Example 25—Tumor Growth Profile of Tumor-Bearing Animals Administered Different Doses of Maleimide-KGDEVD-PABC-Doxorubicin (SEQ ID NO: 10) or Doxorubicin and Exposed to Radiation with the Initial Dosing

(116) Tumor growth suppression by maleimide-KGDEVD-PABC-doxorubicin (SEQ ID NO: 10) was evaluated on SCC7-bearing C3H/HeN mice (see FIG. 27). Maleimide-KGDEVD-PABC-doxorubicin (SEQ ID NO: 10) (1, 5, or 10 mg/kg molar equivalent of doxorubicin) or doxorubicin (1 mg/kg) was administered intravenously every other day for two weeks. The tumors were treated with a single dose of 4 Gy linear X-ray at the first day of drug administration. The maleimide-KGDEVD-PABC-doxorubicin (SEQ ID NO: 10) showed a dose-dependent anti-tumor effect and showed a superior tumor suppression effect as compared to free doxorubicin when administered in an equivalent dose.

Example 26—The Plasma Concentration-Time Curves of the Doxorubicin Content in Cynomolgus Monkeys Administered Maleimide-KGDEVD-PABC-Doxorubicin (SEQ ID NO: 10) and AcKGDEVD-PABC-Doxorubicin Intravenously (SEQ ID NO: 32)
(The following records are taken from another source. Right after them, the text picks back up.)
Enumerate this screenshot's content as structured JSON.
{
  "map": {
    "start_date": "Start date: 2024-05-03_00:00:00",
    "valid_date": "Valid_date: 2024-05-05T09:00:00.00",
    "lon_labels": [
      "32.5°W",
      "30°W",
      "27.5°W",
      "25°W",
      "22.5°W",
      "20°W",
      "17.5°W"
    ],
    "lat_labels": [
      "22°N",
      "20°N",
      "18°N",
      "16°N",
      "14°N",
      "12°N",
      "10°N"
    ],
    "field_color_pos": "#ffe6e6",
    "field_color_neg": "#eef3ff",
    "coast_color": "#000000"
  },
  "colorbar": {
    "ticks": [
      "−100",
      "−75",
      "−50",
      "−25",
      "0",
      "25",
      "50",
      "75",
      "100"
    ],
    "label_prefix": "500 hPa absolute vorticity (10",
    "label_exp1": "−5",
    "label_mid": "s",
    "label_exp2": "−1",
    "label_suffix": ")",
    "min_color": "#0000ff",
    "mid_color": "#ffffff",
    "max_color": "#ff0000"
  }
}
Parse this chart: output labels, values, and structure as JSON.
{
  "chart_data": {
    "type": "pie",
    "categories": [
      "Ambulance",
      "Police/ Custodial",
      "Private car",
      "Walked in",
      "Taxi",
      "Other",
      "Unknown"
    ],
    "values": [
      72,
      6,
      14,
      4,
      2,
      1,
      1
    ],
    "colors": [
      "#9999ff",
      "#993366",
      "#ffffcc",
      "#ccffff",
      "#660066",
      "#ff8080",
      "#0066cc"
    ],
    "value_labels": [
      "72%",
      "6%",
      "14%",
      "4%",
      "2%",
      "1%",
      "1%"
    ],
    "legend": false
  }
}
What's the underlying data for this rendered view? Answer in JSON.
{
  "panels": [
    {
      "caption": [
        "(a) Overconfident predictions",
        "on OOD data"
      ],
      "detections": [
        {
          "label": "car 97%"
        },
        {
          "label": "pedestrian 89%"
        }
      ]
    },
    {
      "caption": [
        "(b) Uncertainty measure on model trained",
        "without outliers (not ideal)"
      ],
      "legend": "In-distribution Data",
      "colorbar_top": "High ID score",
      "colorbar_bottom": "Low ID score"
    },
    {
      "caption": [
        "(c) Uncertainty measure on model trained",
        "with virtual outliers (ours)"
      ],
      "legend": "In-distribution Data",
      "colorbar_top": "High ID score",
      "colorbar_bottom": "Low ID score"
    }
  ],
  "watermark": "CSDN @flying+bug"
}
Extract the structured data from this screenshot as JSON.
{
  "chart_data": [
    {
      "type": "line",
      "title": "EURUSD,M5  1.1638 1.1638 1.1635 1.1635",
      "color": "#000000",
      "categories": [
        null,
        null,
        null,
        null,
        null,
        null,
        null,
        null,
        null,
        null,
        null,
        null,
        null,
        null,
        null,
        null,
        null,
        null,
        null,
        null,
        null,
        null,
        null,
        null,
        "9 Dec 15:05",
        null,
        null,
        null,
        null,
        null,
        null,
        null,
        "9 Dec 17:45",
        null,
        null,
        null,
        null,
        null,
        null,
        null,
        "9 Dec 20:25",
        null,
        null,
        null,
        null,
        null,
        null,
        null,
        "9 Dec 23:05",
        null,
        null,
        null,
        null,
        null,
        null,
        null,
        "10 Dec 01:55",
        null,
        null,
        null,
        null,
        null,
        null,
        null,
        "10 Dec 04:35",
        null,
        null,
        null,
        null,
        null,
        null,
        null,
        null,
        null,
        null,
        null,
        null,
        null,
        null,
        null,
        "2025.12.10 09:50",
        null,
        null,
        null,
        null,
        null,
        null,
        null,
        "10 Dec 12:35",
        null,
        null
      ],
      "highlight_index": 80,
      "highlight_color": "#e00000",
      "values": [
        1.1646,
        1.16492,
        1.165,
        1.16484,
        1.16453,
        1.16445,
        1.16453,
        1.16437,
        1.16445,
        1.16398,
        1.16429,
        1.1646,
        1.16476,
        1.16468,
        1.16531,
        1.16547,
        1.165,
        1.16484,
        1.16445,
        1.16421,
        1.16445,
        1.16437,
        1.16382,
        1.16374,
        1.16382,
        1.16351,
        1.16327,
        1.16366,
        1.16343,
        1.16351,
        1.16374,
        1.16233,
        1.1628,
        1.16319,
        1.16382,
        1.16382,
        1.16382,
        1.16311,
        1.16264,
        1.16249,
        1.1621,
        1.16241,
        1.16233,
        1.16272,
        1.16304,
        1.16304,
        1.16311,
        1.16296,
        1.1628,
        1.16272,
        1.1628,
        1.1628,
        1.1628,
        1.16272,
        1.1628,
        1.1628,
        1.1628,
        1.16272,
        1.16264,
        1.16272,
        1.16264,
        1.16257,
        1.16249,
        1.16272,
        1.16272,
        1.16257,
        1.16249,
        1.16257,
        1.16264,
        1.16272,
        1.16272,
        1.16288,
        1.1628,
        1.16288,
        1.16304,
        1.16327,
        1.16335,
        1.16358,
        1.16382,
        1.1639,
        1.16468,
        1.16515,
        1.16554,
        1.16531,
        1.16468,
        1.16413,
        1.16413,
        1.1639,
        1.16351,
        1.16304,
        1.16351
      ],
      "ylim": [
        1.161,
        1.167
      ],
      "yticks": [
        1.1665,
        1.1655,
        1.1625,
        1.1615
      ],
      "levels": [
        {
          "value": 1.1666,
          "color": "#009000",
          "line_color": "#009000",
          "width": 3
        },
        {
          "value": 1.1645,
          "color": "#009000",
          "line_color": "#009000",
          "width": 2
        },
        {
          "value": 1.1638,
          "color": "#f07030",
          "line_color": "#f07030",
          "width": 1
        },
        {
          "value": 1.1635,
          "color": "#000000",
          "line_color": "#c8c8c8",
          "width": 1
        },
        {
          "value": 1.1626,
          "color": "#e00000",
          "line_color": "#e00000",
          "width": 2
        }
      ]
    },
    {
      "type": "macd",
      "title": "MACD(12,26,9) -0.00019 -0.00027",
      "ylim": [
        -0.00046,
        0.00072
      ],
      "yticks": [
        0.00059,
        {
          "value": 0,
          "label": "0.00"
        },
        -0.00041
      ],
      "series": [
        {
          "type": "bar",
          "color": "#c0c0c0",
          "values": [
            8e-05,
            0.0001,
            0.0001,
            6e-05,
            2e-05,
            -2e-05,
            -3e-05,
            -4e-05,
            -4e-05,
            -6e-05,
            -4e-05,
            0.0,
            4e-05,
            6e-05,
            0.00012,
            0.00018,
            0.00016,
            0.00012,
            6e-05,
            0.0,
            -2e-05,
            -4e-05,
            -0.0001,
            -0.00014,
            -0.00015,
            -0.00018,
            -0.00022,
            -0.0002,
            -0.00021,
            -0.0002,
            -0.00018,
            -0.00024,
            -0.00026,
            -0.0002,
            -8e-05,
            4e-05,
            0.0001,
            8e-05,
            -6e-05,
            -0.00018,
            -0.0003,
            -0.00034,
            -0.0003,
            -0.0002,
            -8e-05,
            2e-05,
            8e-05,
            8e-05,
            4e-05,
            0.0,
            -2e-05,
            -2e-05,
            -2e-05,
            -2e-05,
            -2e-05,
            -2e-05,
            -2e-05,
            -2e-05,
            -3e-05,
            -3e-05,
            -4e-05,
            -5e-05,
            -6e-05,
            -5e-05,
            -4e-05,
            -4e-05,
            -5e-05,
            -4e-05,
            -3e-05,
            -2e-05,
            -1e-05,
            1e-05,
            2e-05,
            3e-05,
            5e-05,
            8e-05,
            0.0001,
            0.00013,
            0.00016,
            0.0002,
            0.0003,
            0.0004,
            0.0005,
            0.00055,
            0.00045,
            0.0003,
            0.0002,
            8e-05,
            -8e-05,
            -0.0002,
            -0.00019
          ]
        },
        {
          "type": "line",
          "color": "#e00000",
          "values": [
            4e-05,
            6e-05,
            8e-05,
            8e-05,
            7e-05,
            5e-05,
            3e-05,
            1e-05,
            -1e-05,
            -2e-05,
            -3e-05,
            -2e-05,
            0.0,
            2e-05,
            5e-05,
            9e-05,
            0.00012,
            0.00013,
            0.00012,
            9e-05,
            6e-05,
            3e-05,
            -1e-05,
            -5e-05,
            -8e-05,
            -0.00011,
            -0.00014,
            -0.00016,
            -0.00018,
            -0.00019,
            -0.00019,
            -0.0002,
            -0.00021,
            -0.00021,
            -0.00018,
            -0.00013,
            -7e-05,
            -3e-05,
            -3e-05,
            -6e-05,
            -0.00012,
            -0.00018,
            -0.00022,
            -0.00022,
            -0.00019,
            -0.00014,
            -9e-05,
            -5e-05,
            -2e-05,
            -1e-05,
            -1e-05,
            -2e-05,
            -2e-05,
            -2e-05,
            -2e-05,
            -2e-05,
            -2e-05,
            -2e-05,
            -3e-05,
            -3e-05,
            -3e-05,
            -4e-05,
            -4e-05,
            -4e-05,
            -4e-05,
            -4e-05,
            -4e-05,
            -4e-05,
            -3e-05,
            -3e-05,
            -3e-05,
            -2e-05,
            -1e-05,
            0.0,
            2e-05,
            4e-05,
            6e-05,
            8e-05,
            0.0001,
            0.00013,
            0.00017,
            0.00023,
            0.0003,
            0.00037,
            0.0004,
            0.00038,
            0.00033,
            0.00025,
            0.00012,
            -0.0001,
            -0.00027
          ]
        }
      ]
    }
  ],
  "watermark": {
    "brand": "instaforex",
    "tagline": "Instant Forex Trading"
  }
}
(117) The pharmacokinetic profiles of the maleimide-KGDEVD-PABC-doxorubicin (SEQ ID NO: 10) and AcKGDEVD-PABC-doxorubicin (SEQ ID NO: 32) conjugates were determined after intravenous administration to Cynomolgus monkeys at a dose of molar equivalent to 1 mg/kg of doxorubicin (FIG. 28). Blood samples were collected at 15, 30, 45, 60, 90 minutes and then 2, 3, 4, 6, 8, 12, 24, 48, 72, 96, 120, 144, 168 hours post-injection (500 μl each). The collected blood samples were stabilized immediately with sodium citrate and centrifuged for 15 min at 2000×g in a refrigerated centrifuge to separate the plasma. The plasma samples (200 μl) were transferred to a 96-well black microplate and the intrinsic fluorescence of doxorubicin was read at Ex 485 nm/Em 590 nm. A standard was prepared in fresh plasma and the fluorescence was read as described above. The AcKGDEVD-PABC-doxorubicin (SEQ ID NO: 32) showed a terminal half-life of 1 hour and the plasma concentration decreased below the detection limit (5 ng/ml) within 6 hours. On the other hand, maleimide-KGDEVD-PABC-doxorubicin (SEQ ID NO: 10) showed a significantly extended terminal half-life of more than 106 hours, and the plasma concentration was detectable for more than 7 days after administration.